Given Crockett's role in an organization whose leadership is white and says its primary focus is on "election integrity," why did the Star Tribune allow the author to call herself a voting rights advocate? The real voting rights advocates are cheering on the For the People Act and are urging Sen. Amy Klobuchar to fight hard for the rights of all voters.

Deborah Schlick, St. Paul
SEXUAL ASSAULT RULING

Changing law is out of court's hands

On March 24, the Minnesota Supreme Court issued the unanimous decision, authored by Associate Justice Paul Thissen, in State of Minnesota v. Khalil, in which the court determined that for purposes of felony third-degree criminal sexual conduct the statutory definition of "mentally incapacitated" in Minnesota Statute Section 609.341, subdivision 7 (2020) did not include circumstances where an individual voluntarily ingested alcohol and became intoxicated before being sexually assaulted. In reaching its decision, the court referred to the plain language of the statute, which provides, "mental incapacity means that a person under the influence of alcohol, a narcotic, anesthetic, or any other substance, administered to that person without the person's agreement, lacks the judgment to give a reasoned consent to sexual conduct or sexual penetration." The court's decision resulted in the reversal of the third-degree criminal sexual conduct conviction of defendant Khalil and the case was remanded back to the district court for a new trial.
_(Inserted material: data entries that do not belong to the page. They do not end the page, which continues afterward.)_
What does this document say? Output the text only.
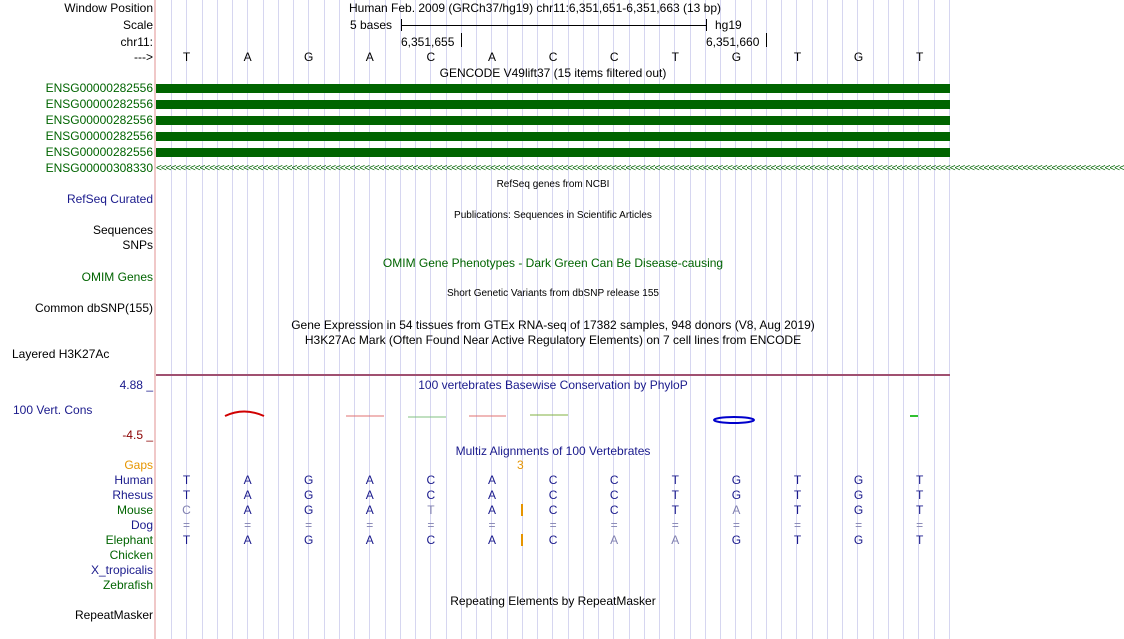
Window Position	Human Feb. 2009 (GRCh37/hg19) chr11:6,351,651-6,351,663 (13 bp)
Scale	5 bases	hg19
chr11:	6,351,655	6,351,660
--->	T	A	G	A	C	A	C	C	T	G	T	G	T
GENCODE V49lift37 (15 items filtered out)
ENSG00000282556
ENSG00000282556
ENSG00000282556
ENSG00000282556
ENSG00000282556
ENSG00000308330 <<<<<<<<<<<<<<<<<<<<<<<<<<<<<<<<<<<<<<<<<<<<<<<<<<<<<<<<<<<<<<<<<<<<<<<<<<<<<<<<<<<<<<<<<<<<<<<<<<<<<<<<<<<<<<<<<<<<<<<<<<<<<<<<<<<<<<<<<<<<<<<<<<<<<<<<<<<<<<<<<<<<<<<<<<<<<<<<<<<<<<<<<<<<<<<<<<<<<<<<
RefSeq genes from NCBI
RefSeq Curated
Publications: Sequences in Scientific Articles
Sequences
SNPs
OMIM Gene Phenotypes - Dark Green Can Be Disease-causing
OMIM Genes
Short Genetic Variants from dbSNP release 155
Common dbSNP(155)
Gene Expression in 54 tissues from GTEx RNA-seq of 17382 samples, 948 donors (V8, Aug 2019)
H3K27Ac Mark (Often Found Near Active Regulatory Elements) on 7 cell lines from ENCODE
Layered H3K27Ac
4.88 _	100 vertebrates Basewise Conservation by PhyloP
100 Vert. Cons
-4.5 _
Multiz Alignments of 100 Vertebrates
Gaps	3
Human	T	A	G	A	C	A	C	C	T	G	T	G	T
Rhesus	T	A	G	A	C	A	C	C	T	G	T	G	T
Mouse	C	A	G	A	T	A	C	C	T	A	T	G	T
Dog	=	=	=	=	=	=	=	=	=	=	=	=	=
Elephant	T	A	G	A	C	A	C	A	A	G	T	G	T
Chicken
X_tropicalis
Zebrafish
Repeating Elements by RepeatMasker
RepeatMasker
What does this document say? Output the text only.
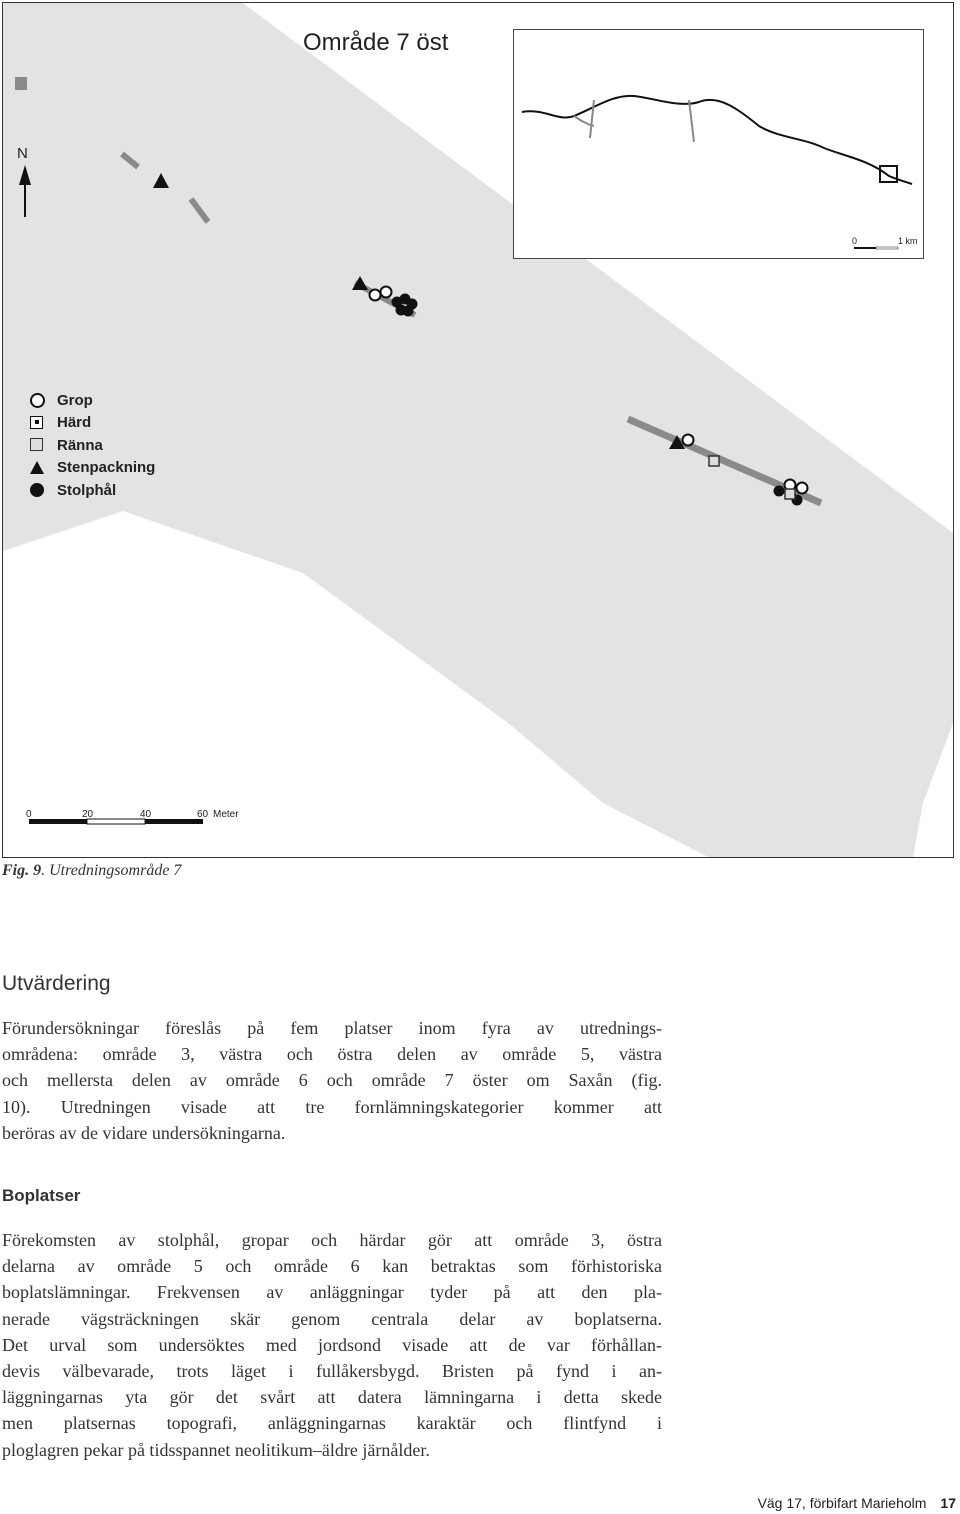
Område 7 öst
N
Grop
Härd
Ränna
Stenpackning
Stolphål
0	20	40	60 Meter
0	1 km
Fig. 9. Utredningsområde 7
Utvärdering
Förundersökningar föreslås på fem platser inom fyra av utrednings-
områdena: område 3, västra och östra delen av område 5, västra
och mellersta delen av område 6 och område 7 öster om Saxån (fig.
10). Utredningen visade att tre fornlämningskategorier kommer att
beröras av de vidare undersökningarna.
Boplatser
Förekomsten av stolphål, gropar och härdar gör att område 3, östra
delarna av område 5 och område 6 kan betraktas som förhistoriska
boplatslämningar. Frekvensen av anläggningar tyder på att den pla-
nerade vägsträckningen skär genom centrala delar av boplatserna.
Det urval som undersöktes med jordsond visade att de var förhållan-
devis välbevarade, trots läget i fullåkersbygd. Bristen på fynd i an-
läggningarnas yta gör det svårt att datera lämningarna i detta skede
men platsernas topografi, anläggningarnas karaktär och flintfynd i
ploglagren pekar på tidsspannet neolitikum–äldre järnålder.
Väg 17, förbifart Marieholm 17
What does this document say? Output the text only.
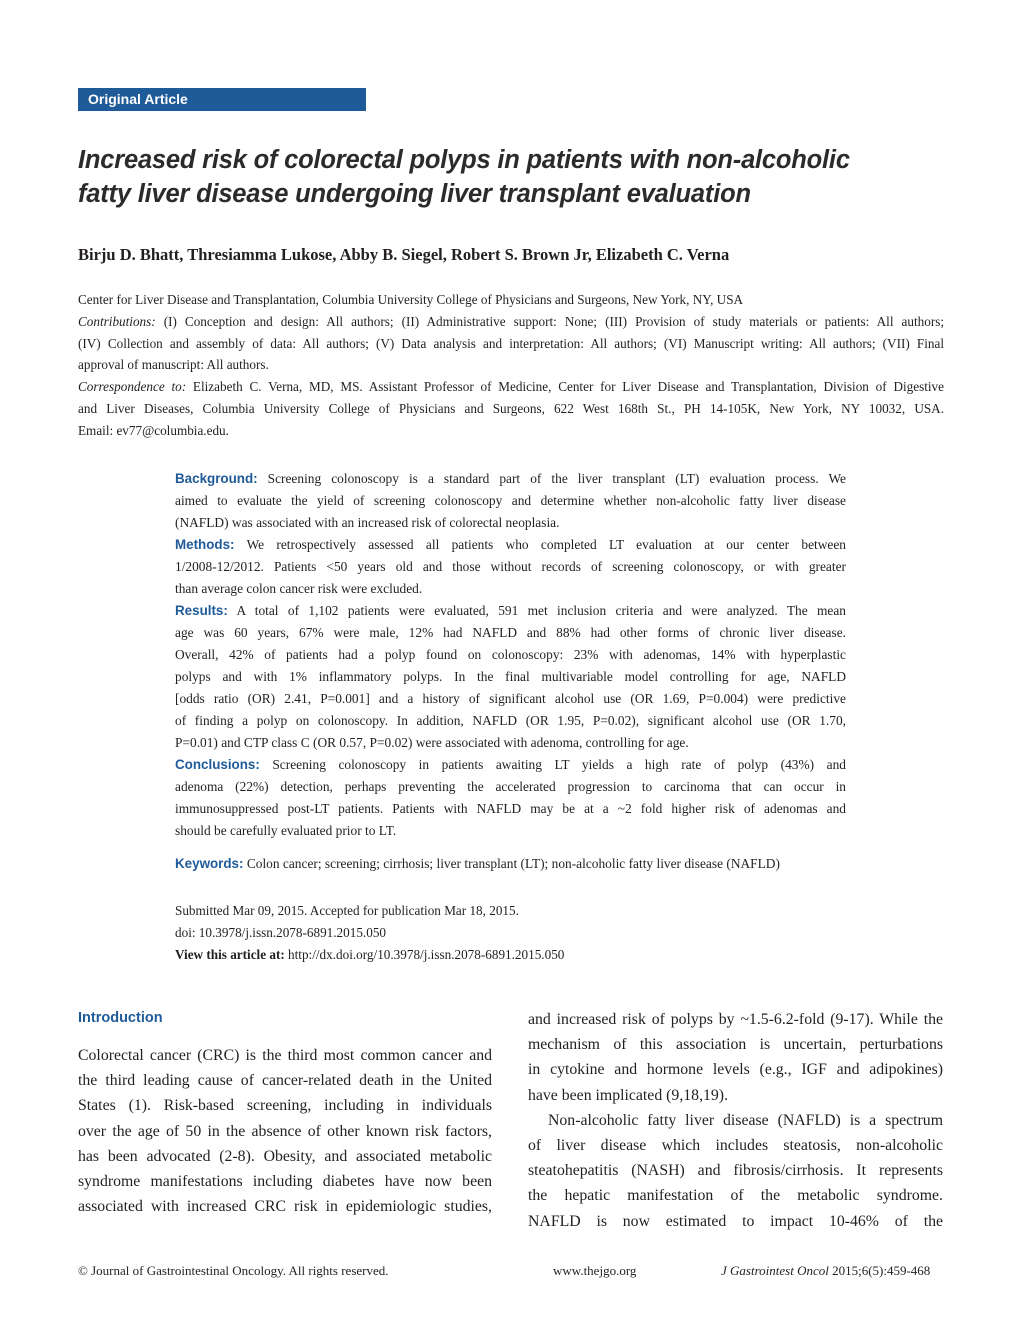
Original Article
Increased risk of colorectal polyps in patients with non-alcoholic
fatty liver disease undergoing liver transplant evaluation
Birju D. Bhatt, Thresiamma Lukose, Abby B. Siegel, Robert S. Brown Jr, Elizabeth C. Verna

Center for Liver Disease and Transplantation, Columbia University College of Physicians and Surgeons, New York, NY, USA

Contributions: (I) Conception and design: All authors; (II) Administrative support: None; (III) Provision of study materials or patients: All authors;

(IV) Collection and assembly of data: All authors; (V) Data analysis and interpretation: All authors; (VI) Manuscript writing: All authors; (VII) Final

approval of manuscript: All authors.

Correspondence to: Elizabeth C. Verna, MD, MS. Assistant Professor of Medicine, Center for Liver Disease and Transplantation, Division of Digestive

and Liver Diseases, Columbia University College of Physicians and Surgeons, 622 West 168th St., PH 14-105K, New York, NY 10032, USA.

Email: ev77@columbia.edu.

Background: Screening colonoscopy is a standard part of the liver transplant (LT) evaluation process. We
aimed to evaluate the yield of screening colonoscopy and determine whether non-alcoholic fatty liver disease
(NAFLD) was associated with an increased risk of colorectal neoplasia.
Methods: We retrospectively assessed all patients who completed LT evaluation at our center between
1/2008-12/2012. Patients <50 years old and those without records of screening colonoscopy, or with greater
than average colon cancer risk were excluded.
Results: A total of 1,102 patients were evaluated, 591 met inclusion criteria and were analyzed. The mean
age was 60 years, 67% were male, 12% had NAFLD and 88% had other forms of chronic liver disease.
Overall, 42% of patients had a polyp found on colonoscopy: 23% with adenomas, 14% with hyperplastic
polyps and with 1% inflammatory polyps. In the final multivariable model controlling for age, NAFLD
[odds ratio (OR) 2.41, P=0.001] and a history of significant alcohol use (OR 1.69, P=0.004) were predictive
of finding a polyp on colonoscopy. In addition, NAFLD (OR 1.95, P=0.02), significant alcohol use (OR 1.70,
P=0.01) and CTP class C (OR 0.57, P=0.02) were associated with adenoma, controlling for age.
Conclusions: Screening colonoscopy in patients awaiting LT yields a high rate of polyp (43%) and
adenoma (22%) detection, perhaps preventing the accelerated progression to carcinoma that can occur in
immunosuppressed post-LT patients. Patients with NAFLD may be at a ~2 fold higher risk of adenomas and
should be carefully evaluated prior to LT.
Keywords: Colon cancer; screening; cirrhosis; liver transplant (LT); non-alcoholic fatty liver disease (NAFLD)
Submitted Mar 09, 2015. Accepted for publication Mar 18, 2015.
doi: 10.3978/j.issn.2078-6891.2015.050
View this article at: http://dx.doi.org/10.3978/j.issn.2078-6891.2015.050
Introduction
Colorectal cancer (CRC) is the third most common cancer and
the third leading cause of cancer-related death in the United
States (1). Risk-based screening, including in individuals
over the age of 50 in the absence of other known risk factors,
has been advocated (2-8). Obesity, and associated metabolic
syndrome manifestations including diabetes have now been
associated with increased CRC risk in epidemiologic studies,
and increased risk of polyps by ~1.5-6.2-fold (9-17). While the
mechanism of this association is uncertain, perturbations
in cytokine and hormone levels (e.g., IGF and adipokines)
have been implicated (9,18,19).
Non-alcoholic fatty liver disease (NAFLD) is a spectrum
of liver disease which includes steatosis, non-alcoholic
steatohepatitis (NASH) and fibrosis/cirrhosis. It represents
the hepatic manifestation of the metabolic syndrome.
NAFLD is now estimated to impact 10-46% of the
© Journal of Gastrointestinal Oncology. All rights reserved.	www.thejgo.org	J Gastrointest Oncol 2015;6(5):459-468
In the days since the ruling was issued, some have claimed that the Supreme Court in general and Thissen in particular determined that sexual assault of an intoxicated person is not illegal. These claims misstate and misinterpret the court's decision. The Khalil decision was limited to the interpretation of the term "mentally incapacitated" as defined by Minnesota Statute Section 609.341, subdivision 7 (2020).

The power to change the language of the statute, including how the term "mental incapacity" is defined, is within the authority of the Minnesota Legislature and not the Minnesota Supreme Court.

Dyan J. Ebert, St. Cloud

The writer is president of the Minnesota State Bar Association.

• • •

On July 22, 2018, the Star Tribune published the first installment of its "Denied Justice" series "When rape is reported and nothing happens." The report revealed fundamental flaws in Minnesota's legal system. One particularly alarming loophole means rapists can't be charged with rape if their victim chooses to drink before the rape happens.

The Star Tribune series motivated some Minnesota legislators to put forth a bill in 2019 that would make it possible to charge a rapist with felony rape in cases where the victim voluntarily became drunk before the attack. Instead of getting behind this legislation, the Legislature decided to convene a study group to research the issue. The working group was able to present its findings in early February 2021, about a month after the 2021 legislative session started.

Legislation now exists that would protect inebriated people from being raped (HF 707 and SF 1683), but the chances of it actually passing during this session, a budget session, are slim. In the House 35 legislators have signed on to the bill, in the Senate, one. People can easily track the action/inaction of these bills online.

April is Sexual Assault Awareness Month; it's possible that lawmakers will move these bills forward ... or not. It's possible that on July 22, 2021, three years after the Star Tribune's series came out, people who poured themselves one too many glasses of wine will still have little legal recourse if they are raped. This is particularly alarming as we are in a pandemic, one that has hit women particularly hard, and one in which drug and alcohol use are up. So let's make April the month to call legislators and track the action/inaction on these bills. Will something get done this year? Or will legislators take a "meh" attitude toward raping intoxicated people during a pandemic?